Las acusaciones de Trump y la defensa cubana
Trump afirmó recientemente que “no habrá más petróleo ni dinero para Cuba” tras la captura del líder venezolano Nicolás Maduro, alegando que la Isla recibía apoyo de Caracas a cambio de servicios de seguridad. En respuesta, el ministro de Relaciones Exteriores de Cuba, Bruno Rodríguez, negó que el Gobierno haya recibido compensación económica o material por tales servicios y subrayó que Cuba no practica chantaje ni mercenarismo, a diferencia de lo que atribuyó a Estados Unidos.
Rodríguez también defendió el derecho soberano de Cuba a importar combustible de cualquier mercado dispuesto a exportarlo, sin interferencias externas o medidas coercitivas unilaterales.

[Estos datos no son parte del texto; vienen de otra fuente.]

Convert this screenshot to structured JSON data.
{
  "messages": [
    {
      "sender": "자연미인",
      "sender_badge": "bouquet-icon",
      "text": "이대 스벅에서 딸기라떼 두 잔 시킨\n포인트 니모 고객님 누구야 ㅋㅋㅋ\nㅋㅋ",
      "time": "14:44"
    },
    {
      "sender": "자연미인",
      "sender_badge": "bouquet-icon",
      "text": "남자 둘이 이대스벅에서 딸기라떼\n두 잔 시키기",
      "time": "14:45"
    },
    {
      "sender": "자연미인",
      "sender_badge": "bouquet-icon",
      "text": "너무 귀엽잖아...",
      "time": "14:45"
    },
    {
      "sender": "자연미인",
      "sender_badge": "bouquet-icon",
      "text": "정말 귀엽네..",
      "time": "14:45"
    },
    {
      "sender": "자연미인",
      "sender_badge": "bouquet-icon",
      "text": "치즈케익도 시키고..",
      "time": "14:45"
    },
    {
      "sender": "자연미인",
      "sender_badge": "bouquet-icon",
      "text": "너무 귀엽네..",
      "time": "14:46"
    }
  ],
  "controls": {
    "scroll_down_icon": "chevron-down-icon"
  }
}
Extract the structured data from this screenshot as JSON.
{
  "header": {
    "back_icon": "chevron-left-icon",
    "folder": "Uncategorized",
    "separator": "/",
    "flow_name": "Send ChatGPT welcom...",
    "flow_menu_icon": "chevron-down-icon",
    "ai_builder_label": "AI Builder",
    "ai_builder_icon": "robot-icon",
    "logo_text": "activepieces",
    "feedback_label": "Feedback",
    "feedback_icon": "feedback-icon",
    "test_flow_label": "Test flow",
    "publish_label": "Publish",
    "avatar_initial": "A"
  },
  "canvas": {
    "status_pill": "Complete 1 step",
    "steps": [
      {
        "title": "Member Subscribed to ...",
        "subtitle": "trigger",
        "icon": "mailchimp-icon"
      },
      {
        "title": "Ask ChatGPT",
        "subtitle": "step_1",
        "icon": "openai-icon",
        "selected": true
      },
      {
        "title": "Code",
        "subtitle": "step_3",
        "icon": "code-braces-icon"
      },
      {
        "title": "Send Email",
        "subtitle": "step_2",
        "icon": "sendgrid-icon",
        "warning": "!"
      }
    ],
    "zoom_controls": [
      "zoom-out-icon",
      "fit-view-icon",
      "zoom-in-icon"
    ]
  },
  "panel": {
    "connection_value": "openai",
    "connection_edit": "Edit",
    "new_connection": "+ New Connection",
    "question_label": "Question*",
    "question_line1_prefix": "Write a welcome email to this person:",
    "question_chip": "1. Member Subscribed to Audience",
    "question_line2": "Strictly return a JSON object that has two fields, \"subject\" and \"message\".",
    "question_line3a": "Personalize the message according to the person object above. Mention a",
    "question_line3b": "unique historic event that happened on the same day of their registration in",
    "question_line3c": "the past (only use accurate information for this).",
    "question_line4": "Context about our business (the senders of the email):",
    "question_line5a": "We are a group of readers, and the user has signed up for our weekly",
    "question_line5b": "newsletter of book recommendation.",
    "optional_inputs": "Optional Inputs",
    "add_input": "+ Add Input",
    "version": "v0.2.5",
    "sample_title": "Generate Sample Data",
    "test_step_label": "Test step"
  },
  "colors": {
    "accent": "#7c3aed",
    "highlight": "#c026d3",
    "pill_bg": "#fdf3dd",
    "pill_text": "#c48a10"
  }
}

Un contexto de tensión en el Caribe
Estas respuestas se dan en un marco tenso para las relaciones entre Cuba y Estados Unidos, intensificado por las recientes acciones militares en Venezuela y las amenazas de sanciones adicionales. La retórica de ambos países eleva la preocupación por el impacto en la estabilidad regional y en las delicadas relaciones diplomáticas que históricamente han marcado la interacción entre Washington y La Habana.
La fuerte respuesta de Cuba busca reafirmar su independencia y rechazar lo que considera presiones injustas desde Estados Unidos. En medio de un escenario geopolítico complejo, las posiciones de ambos gobiernos muestran que las tensiones en el Caribe podrían tener implicancias más amplias en la política hemisférica.